The IE is concerned with the delivery and flow of material throughout the plant. It is nice if the plant has been planned with material flow in mind, but often the plant has evolved as the company has. This can lead to a poorly outfitted facility that could be hindering higher levels of production.

Facilities Layout
Many IE are employed to evaluate the needs of a company and then design a facility that can accommodate these needs. Planning starts with the geographical selection and location. Research must be done into the local compliance codes. The planner will need to determine if there will be adequate access to suppliers and the local transportation industry.
Based on the head count in the facility the IE will need to ensure that there is enough water, adequate restrooms, and cafeteria or local food service available. If the employees will be driving cars to work then an appropriate parking lot will need to be set up.
Beyond that the IE will also be responsible of laying out the equipment and material storage locations for the plant. The key part of this analysis is how things will flow through the plant.
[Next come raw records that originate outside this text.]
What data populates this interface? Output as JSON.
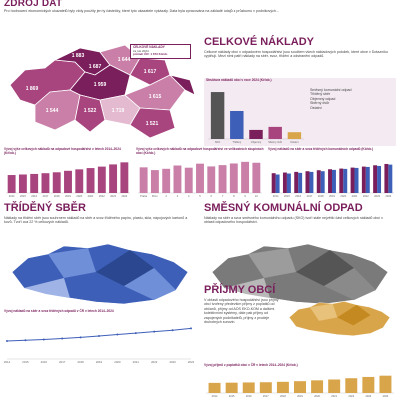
{
  "header": {
    "title": "ZDROJ DAT",
    "intro": "Pro hodnocení ekonomických ukazatelů byly vždy použity jen ty částečky, které tyto ukazatele vykázaly. Data byla zpracována na základě údajů z průzkumu v podnikových..."
  },
  "map_regions": {
    "labels": [
      "1 869",
      "1 883",
      "1 687",
      "1 959",
      "1 644",
      "1 617",
      "1 544",
      "1 522",
      "1 719",
      "1 615",
      "1 521",
      "1 284",
      "1 484",
      "1 579"
    ],
    "colors": {
      "dark": "#7a1f5c",
      "mid": "#a8457f",
      "light": "#c97fa8",
      "pale": "#e3bad0"
    }
  },
  "map_callout": {
    "line1": "CELKOVÉ NÁKLADY",
    "line2": "za rok 2024",
    "line3": "průměr ČR: 1 673 Kč/ob."
  },
  "celkove": {
    "title": "CELKOVÉ NÁKLADY",
    "text": "Celkové náklady obcí v odpadovém hospodářství jsou součtem všech nákladových položek, které obce v Dotazníku vyplňují. Mezi nimi patří náklady na sběr, svoz, třídění a odstranění odpadů."
  },
  "legend_box": {
    "title": "Struktura nákladů obcí v roce 2024 (Kč/ob.)",
    "items": [
      "Směsný komunální odpad",
      "Tříděný sběr",
      "Objemný odpad",
      "Sběrný dvůr",
      "Ostatní"
    ]
  },
  "sections": {
    "trideny_title": "TŘÍDĚNÝ SBĚR",
    "trideny_text": "Náklady na třídění sběr jsou souhrnem nákladů na sběr a svoz tříděného papíru, plastu, skla, nápojových kartonů a kovů. Tvoří cca 22 % celkových nákladů.",
    "smesny_title": "SMĚSNÝ KOMUNÁLNÍ ODPAD",
    "smesny_text": "Náklady na sběr a svoz směsného komunálního odpadu (SKO) tvoří stále největší část celkových nákladů obcí v oblasti odpadového hospodářství.",
    "prijmy_title": "PŘÍJMY OBCÍ",
    "prijmy_text": "V oblasti odpadového hospodářství jsou příjmy obcí tvořeny především příjmy z poplatků od občanů, příjmy od AOS EKO-KOM a dalšími kolektivními systémy, dále pak příjmy od zapojených podnikatelů, příjmy z prodeje druhotných surovin."
  },
  "captions": {
    "c1": "Vývoj výše celkových nákladů na odpadové hospodářství v letech 2014–2024 (Kč/ob.)",
    "c2": "Vývoj výše celkových nákladů na odpadové hospodářství ve velikostních skupinách obcí (Kč/ob.)",
    "c3": "Vývoj nákladů na sběr a svoz tříděných komunálních odpadů (Kč/ob.)",
    "c4": "Vývoj nákladů na sběr a svoz tříděných odpadů v ČR v letech 2014–2024",
    "c5": "Vývoj příjmů z poplatků obcí v ČR v letech 2014–2024 (Kč/ob.)"
  },
  "chart_data": [
    {
      "type": "bar",
      "categories": [
        "2014",
        "2015",
        "2016",
        "2017",
        "2018",
        "2019",
        "2020",
        "2021",
        "2022",
        "2023",
        "2024"
      ],
      "values": [
        980,
        1010,
        1040,
        1080,
        1130,
        1210,
        1290,
        1360,
        1440,
        1560,
        1673
      ],
      "title": "Vývoj výše celkových nákladů na odpadové hospodářství v letech 2014–2024 (Kč/ob.)",
      "ylim": [
        0,
        1800
      ]
    },
    {
      "type": "bar",
      "categories": [
        "Praha",
        "Brno",
        "2",
        "3",
        "4",
        "5",
        "6",
        "7",
        "8",
        "9",
        "10"
      ],
      "values": [
        1400,
        1250,
        1320,
        1500,
        1380,
        1600,
        1450,
        1520,
        1610,
        1700,
        1650
      ],
      "title": "Vývoj výše celkových nákladů na odpadové hospodářství ve velikostních skupinách obcí (Kč/ob.)",
      "ylim": [
        0,
        1800
      ]
    },
    {
      "type": "bar",
      "categories": [
        "2014",
        "2015",
        "2016",
        "2017",
        "2018",
        "2019",
        "2020",
        "2021",
        "2022",
        "2023",
        "2024"
      ],
      "series": [
        {
          "values": [
            300,
            310,
            320,
            330,
            345,
            360,
            370,
            385,
            400,
            420,
            440
          ]
        },
        {
          "values": [
            280,
            295,
            305,
            320,
            330,
            350,
            365,
            380,
            395,
            410,
            430
          ]
        }
      ],
      "title": "Vývoj nákladů na sběr a svoz tříděných komunálních odpadů (Kč/ob.)",
      "ylim": [
        0,
        500
      ]
    },
    {
      "type": "line",
      "categories": [
        "2014",
        "2015",
        "2016",
        "2017",
        "2018",
        "2019",
        "2020",
        "2021",
        "2022",
        "2023",
        "2024"
      ],
      "values": [
        250,
        260,
        270,
        285,
        300,
        320,
        340,
        360,
        380,
        400,
        425
      ],
      "title": "Vývoj nákladů na sběr a svoz tříděných odpadů v ČR v letech 2014–2024",
      "ylim": [
        0,
        500
      ]
    },
    {
      "type": "bar",
      "categories": [
        "2014",
        "2015",
        "2016",
        "2017",
        "2018",
        "2019",
        "2020",
        "2021",
        "2022",
        "2023",
        "2024"
      ],
      "values": [
        480,
        490,
        500,
        510,
        530,
        560,
        600,
        640,
        700,
        760,
        820
      ],
      "title": "Vývoj příjmů z poplatků obcí v ČR v letech 2014–2024 (Kč/ob.)",
      "ylim": [
        0,
        900
      ]
    },
    {
      "type": "bar",
      "categories": [
        "SKO",
        "Tříděný",
        "Objemný",
        "Sběrný dvůr",
        "Ostatní"
      ],
      "values": [
        620,
        370,
        120,
        160,
        90
      ],
      "title": "Struktura nákladů obcí v roce 2024 (Kč/ob.)",
      "ylim": [
        0,
        700
      ]
    }
  ]
}
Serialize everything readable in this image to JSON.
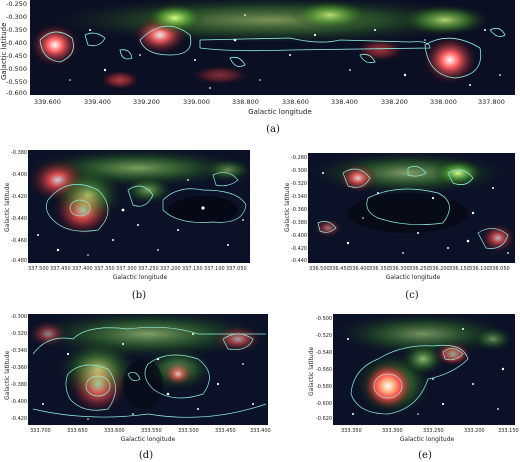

You don’t want the parts to travel any further then they must. Traveling is a form of waste that needs to be minimized.

Lot size
To allow the manufacturer to stay flexible the production lot sizes should be minimalized. This will only be economical after the reduction of machine set-ups have been achieved. An IE can look at the lot size of a company as an indicator of flexibility of a company.

Economic Order Quantity
This is one of the calculations that can be used to determine the quantity of material that should be ordered to minimalize the shipping and additional cost of raw material. This is a one form of a linear equation, an example of using methods development by the operations research scientist.

Inventory Levels
Since inventory is capital that cannot be converted until finished and purchased by a consumer, it should be kept to a minimal. Inventories not only tie up capital but they reduce the flexibility of the supplier. If the customer requests a change then the inventory runs the risk of becoming obsolete. The cost of this outdated inventory will, more then likely, have to be written off by the host company.

Quality
The quality of the material can affect all parts of the system. Poor quality material often introduces excessive amounts of rework into each of the processes. If the company accepts poor material then their product will possibly end up shoddy and may or may not cause the company to loose business. A typical job for an IE would be to work with the quality department to set up a Total Quality Management system TQM.


----------